The Corner

Re: A Case at Law

Derb, the key difference in the two situations, and the reason that they most certainly are not the “converse” of each other, is the concept of “waiver” in connection with constitutional rights.

The right to trial is of constitutional dimension, and it is the default assumption of the system. Thus, a defendant must waive his right to a trial in order to plead guilty. By contrast, there is no constitutional right to plead guilty. (Indeed, in today’s column, I briefly discuss the fact that, in death penalty cases under the Uniform Code of Military Justice, a member of the armed forces is not permitted to plead guilty — the prosecutor must prove the case even if a soldier wants to plead guilty.) If a defendant does not plead guilty, the judge is not required to do the same sort of searching inquiry that the rules require for a guilty plea. The case simply proceeds to trial.

The searching inquiry in a guilty plea hearing is required because the law says that waivers of constitutional rights must be “knowing and voluntary.” This is a fixed target for a defendant who wants to get out of his guilty plea. If he can show that the legal advice he got was so bad the plea could not possibly have been knowing and voluntary (e.g., counsel didn’t inform him of the charges against him, counsel threatened him that he had to plead guilty), the plea will be vacated and he gets to have his trial — which is the guarantee the system gives him in the first place. It doesn’t really matter if the evidence against him was overwhelming; the plea is illegitimate.

On the other hand, if the defendant has gotten his trial, he is in a much different posture. He has no faulty waiver to shoot at.
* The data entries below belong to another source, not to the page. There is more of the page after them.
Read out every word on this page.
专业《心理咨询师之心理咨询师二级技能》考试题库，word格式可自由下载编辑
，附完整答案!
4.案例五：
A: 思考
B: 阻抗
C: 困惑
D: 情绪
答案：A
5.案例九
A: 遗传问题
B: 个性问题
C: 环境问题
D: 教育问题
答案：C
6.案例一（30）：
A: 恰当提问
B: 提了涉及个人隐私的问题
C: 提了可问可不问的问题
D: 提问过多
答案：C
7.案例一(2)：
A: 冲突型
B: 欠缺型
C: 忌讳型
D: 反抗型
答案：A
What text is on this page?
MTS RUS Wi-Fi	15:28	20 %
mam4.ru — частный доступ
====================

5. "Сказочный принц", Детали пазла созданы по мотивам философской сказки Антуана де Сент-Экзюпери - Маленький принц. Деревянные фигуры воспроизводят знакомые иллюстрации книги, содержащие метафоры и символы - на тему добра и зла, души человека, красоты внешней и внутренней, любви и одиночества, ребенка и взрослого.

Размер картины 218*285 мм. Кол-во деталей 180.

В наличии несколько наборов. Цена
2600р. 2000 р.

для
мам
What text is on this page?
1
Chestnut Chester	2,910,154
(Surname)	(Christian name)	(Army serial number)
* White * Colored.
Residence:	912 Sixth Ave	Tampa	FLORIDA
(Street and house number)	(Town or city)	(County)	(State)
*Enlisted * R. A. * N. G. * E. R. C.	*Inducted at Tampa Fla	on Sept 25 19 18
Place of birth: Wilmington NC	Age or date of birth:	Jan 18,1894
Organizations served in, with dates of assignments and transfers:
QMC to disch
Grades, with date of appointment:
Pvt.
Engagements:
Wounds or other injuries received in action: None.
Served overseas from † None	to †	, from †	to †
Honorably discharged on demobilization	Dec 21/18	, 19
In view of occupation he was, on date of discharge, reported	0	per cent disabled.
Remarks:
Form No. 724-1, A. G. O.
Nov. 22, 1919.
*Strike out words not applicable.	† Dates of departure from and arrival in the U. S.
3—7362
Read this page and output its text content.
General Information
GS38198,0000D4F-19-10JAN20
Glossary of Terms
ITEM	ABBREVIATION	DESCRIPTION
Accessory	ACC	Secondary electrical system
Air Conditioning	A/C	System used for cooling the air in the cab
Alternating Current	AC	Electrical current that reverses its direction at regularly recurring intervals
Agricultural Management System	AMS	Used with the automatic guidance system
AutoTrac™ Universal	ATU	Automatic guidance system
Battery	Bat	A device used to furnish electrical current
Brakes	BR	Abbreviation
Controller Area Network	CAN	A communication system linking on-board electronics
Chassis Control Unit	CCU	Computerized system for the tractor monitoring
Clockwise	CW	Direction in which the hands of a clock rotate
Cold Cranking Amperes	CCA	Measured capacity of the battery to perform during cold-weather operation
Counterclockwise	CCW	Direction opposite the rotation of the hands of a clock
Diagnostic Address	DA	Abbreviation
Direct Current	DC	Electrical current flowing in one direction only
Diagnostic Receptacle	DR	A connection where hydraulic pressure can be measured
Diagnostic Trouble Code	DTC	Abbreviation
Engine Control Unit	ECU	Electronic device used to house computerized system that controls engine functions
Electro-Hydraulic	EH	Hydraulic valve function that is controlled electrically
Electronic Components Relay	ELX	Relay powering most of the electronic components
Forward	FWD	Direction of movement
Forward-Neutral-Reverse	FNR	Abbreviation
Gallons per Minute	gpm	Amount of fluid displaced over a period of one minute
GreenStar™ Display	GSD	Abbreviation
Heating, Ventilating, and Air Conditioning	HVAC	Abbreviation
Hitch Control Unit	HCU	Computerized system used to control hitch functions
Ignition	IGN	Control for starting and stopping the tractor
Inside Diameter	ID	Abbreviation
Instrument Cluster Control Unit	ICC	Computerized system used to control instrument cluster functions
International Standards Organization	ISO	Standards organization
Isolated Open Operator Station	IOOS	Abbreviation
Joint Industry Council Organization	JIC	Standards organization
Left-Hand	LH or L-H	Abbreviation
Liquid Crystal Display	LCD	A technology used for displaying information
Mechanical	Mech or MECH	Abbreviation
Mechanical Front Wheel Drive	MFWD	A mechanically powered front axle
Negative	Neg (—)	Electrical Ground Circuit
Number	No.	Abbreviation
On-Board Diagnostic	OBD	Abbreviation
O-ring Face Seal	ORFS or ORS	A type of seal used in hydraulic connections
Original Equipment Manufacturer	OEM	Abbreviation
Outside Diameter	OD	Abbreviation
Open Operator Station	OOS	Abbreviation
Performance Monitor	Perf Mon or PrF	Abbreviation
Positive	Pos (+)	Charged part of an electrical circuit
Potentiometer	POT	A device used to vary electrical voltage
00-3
He is stuck, instead, with trying — against the context of a full trial — to satisfy the daunting test for ineffective assistance of counsel: (a) that his lawyer’s performance fell below an objective standard of reasonableness (which the cases construe very generously for lawyers), and (b) that this dereliction actually made a difference in the outcome of the case.

Thus, even if the lawyer has done an awful job as trial counsel, it is highly unlikely that a conviction will be reversed if the record shows the government’s evidence was convincing. Moreover, on the question whether the lawyer did a bad job, the defendant’s conduct will be relevant. So if the defendant failed to tell his lawyer the truth about the case or told the lawyer he did not want this or that strategy followed, he won’t be heard to complain about it later, even if it was dumb for the lawyer to follow the client’s instructions.

So you’re right, the first thing does not follow from the second.